Bölüm 24: Sorun, Her Hareketiniz

1K 79 6
                                    

"Bundan emin misin, Astrea?" diye sordu Tony, karşısında dikilen ve kesinlikle kendisinden emin görünen Ashley'e. "Bu, sorun yaratabilir."

"Hadi ama," diye sızlandı genç kız. "Bizim her hareketimiz sorun yaratıyor."

"Eh," dedi büyük Stark. "Haksız sayılmazsın."

Babasının onayı ile iki saniyelik zafer dansını yaptıktan sonra, saatinin ekranında parmaklarını hareket ettirdi. Aradan geçen bir dakika sonrasında, gururlu bir ifadeyle gülümsedi ve nükleer santral tesisinin kontrol odasındaki büyük ekrana elindeki görüntüleri yansıttı, ardından alayla söylendi.

"Yakaladım seni."

― ― ―

"Bunun, devletin üst düzey görevlilerinin karıştırmakta olduğu bir dolap olduğunu söylerken, her zamanki gibi haklıydık. Ah, Tanrım, bu dünya biz Starklar'ı hak etmiyor."

Natasha, Tony'nin bu normalden daha da egoist haliyle gözlerini devirerek koltuğa oturdu ve kollarını göğsü üzerinde kavuşturarak kaşlarını çattıktan sonra, övünmekte olan iki Stark'a baktı. "Peki ama, bunun amacı neydi? Bizi oyalamak mı istediler? Eğer ki Algı Projesi'ndeki gibi bir şeyse, bu defa SHIELD'ı kendi ellerimle gömerim, aynı oyunu oynayıp farkı sonuç beklemeleri sıktı."

Kendisinden önce gelip masaya yerleşen üç kupa kahvenin ardından, Ashley de konuşmaya katılmıştı. "Al benden de o kadar." Gri sis - dumanlar ortalıktan kaybolduktan üç saniye sonra genç kız da koltuğa oturup kupalardan bir tanesine uzanmış ve bacaklarını kendine çekmişti. "Dikkatimizi oraya çekerek başka bir şey planlıyor olmaları epey olası aslında, sonuçta aynı yemeği ısıtıp ısıtıp önümüze koymalarından biz sıkılsak da, onlar bunu yapmaktan sıkılmıyor."

"Hayır," diyerek araya girdi Tony. "Bu bir dikkat dağıtmaca değildi, bir işaretti."

"Aydınlat bizi," diyerek gözlerini babasına çevirdi Ashley. "Ne geçiyor aklından?"

"Daha önceki taktiklerinin işe yaramadığının farkına vardılar ve bu yüzden, direkt olarak, bizi işin kaynağına çağırıyorlar. Aşırı yükleme, bağlantı kopuklukları ve çevrim dışı uyduları bize söylerken, aralarında "kuleleriyle bağlantıyı kaybeden uçaklar" kalıbını da kullandığını hatırlıyor musun, Romanoff?"

"Gayet net," dedi Natasha, kararlı bakışları ardından. Ashley ise, yapboz parçalarını birleştirme görevini üstlenerek aklındakileri ortaya dökmüştü. "Yani, demek istediğin, biz nükleer santral ile uğraşırken, onlar, uçaklar ve kuleler arasındaki iletişime bir şeyler yaptılar veya ihtiyaç duydukları bir şeyi bizi, santral ile meşgul ederken ele geçirdiler.
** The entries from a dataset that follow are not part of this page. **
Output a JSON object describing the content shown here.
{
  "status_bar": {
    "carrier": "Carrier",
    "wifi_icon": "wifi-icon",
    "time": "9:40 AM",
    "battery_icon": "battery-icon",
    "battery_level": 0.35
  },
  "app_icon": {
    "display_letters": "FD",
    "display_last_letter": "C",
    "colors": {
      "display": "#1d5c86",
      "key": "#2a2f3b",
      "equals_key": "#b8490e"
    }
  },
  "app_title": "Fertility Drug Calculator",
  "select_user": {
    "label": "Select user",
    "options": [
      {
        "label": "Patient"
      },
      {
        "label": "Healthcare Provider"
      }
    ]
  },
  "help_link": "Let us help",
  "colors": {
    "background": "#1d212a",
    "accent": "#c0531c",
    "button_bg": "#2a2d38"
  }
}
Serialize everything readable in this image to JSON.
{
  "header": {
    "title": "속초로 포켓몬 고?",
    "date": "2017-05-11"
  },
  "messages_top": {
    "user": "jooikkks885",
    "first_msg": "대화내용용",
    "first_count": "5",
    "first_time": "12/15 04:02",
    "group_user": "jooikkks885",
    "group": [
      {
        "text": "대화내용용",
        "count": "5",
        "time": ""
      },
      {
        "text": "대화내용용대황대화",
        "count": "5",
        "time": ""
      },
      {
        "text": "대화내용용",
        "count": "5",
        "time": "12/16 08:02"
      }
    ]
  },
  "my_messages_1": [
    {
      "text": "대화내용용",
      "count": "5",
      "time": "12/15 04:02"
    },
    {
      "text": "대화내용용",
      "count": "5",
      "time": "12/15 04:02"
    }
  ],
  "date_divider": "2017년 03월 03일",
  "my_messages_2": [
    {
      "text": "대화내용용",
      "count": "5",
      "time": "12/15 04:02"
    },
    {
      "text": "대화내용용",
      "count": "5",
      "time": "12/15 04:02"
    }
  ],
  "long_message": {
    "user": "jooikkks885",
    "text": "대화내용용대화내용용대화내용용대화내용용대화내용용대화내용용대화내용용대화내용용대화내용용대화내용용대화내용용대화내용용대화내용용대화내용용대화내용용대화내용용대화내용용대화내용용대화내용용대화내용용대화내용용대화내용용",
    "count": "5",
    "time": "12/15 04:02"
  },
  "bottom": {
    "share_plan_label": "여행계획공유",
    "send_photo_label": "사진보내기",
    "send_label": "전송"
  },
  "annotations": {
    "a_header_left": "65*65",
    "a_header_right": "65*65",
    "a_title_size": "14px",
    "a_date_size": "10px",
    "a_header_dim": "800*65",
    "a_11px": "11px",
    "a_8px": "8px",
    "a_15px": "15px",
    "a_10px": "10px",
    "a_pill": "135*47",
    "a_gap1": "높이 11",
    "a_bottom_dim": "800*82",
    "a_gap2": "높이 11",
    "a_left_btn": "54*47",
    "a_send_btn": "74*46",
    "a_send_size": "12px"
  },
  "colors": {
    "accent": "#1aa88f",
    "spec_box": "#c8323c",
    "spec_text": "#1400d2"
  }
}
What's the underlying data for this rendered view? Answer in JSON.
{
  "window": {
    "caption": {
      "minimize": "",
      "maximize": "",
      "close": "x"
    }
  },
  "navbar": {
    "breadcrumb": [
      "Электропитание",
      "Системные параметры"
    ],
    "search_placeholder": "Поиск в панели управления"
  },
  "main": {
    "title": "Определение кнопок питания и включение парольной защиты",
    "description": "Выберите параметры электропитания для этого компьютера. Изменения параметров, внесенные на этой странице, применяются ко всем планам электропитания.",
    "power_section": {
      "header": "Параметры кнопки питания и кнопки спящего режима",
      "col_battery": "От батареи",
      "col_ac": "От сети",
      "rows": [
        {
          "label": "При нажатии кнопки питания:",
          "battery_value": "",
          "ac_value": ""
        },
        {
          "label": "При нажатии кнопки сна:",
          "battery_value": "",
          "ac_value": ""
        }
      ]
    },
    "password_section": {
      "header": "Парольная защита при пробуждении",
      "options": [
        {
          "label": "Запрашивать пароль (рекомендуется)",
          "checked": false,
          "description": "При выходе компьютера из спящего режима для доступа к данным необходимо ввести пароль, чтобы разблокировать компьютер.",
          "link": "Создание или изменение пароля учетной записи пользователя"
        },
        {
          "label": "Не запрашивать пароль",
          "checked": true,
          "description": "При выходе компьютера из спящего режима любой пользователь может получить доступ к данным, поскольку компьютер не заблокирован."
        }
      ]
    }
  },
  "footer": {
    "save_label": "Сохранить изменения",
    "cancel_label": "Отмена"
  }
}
Tamam ama, bu da bir dikkat dağıtmacaya girer."

"Eğer ki santralin üzerine, aynı anda yaklaşık on tane uçak düşürmeyi ve uçakların çarpışıp patlamasıyla tetiklenecek olan aşırı güç yüklemesini nükleer patlamaya çevirmeyi düşünüyorlarsa, hayır tatlım, bu dikkat dağıtmacaya girmez."

"Bu sadece bir denemeydi," dedi Ashley, gözleri açılıp babasınınkilerle birleşirken. "Asıl planları tüm şehri yutabilecek bir patlama yaratmak, fakat denemelerini gizleyemediler."

"Güzel yakaladın, Stark." dedi Tony alaylı bir gülümsemeyle. Ashley ise dudaklarını büzüp kaşlarını çatmıştı. "Ben daha zekiyim, bu haksızlık."

"Deneyim, tatlım," dedi büyük olan, kızına gülümseyerek bakarken. "Bu arada, küçük, tatlı örümceğimizi almaya gitmek ister miydin acaba?"

"Parker mı? Bir süredir onu izlediğini fark etmiştim, ama neden izliyordum ve neden tam olarak şimdi?" Genç kız, meraklı gözlerle babasına bakmıştı.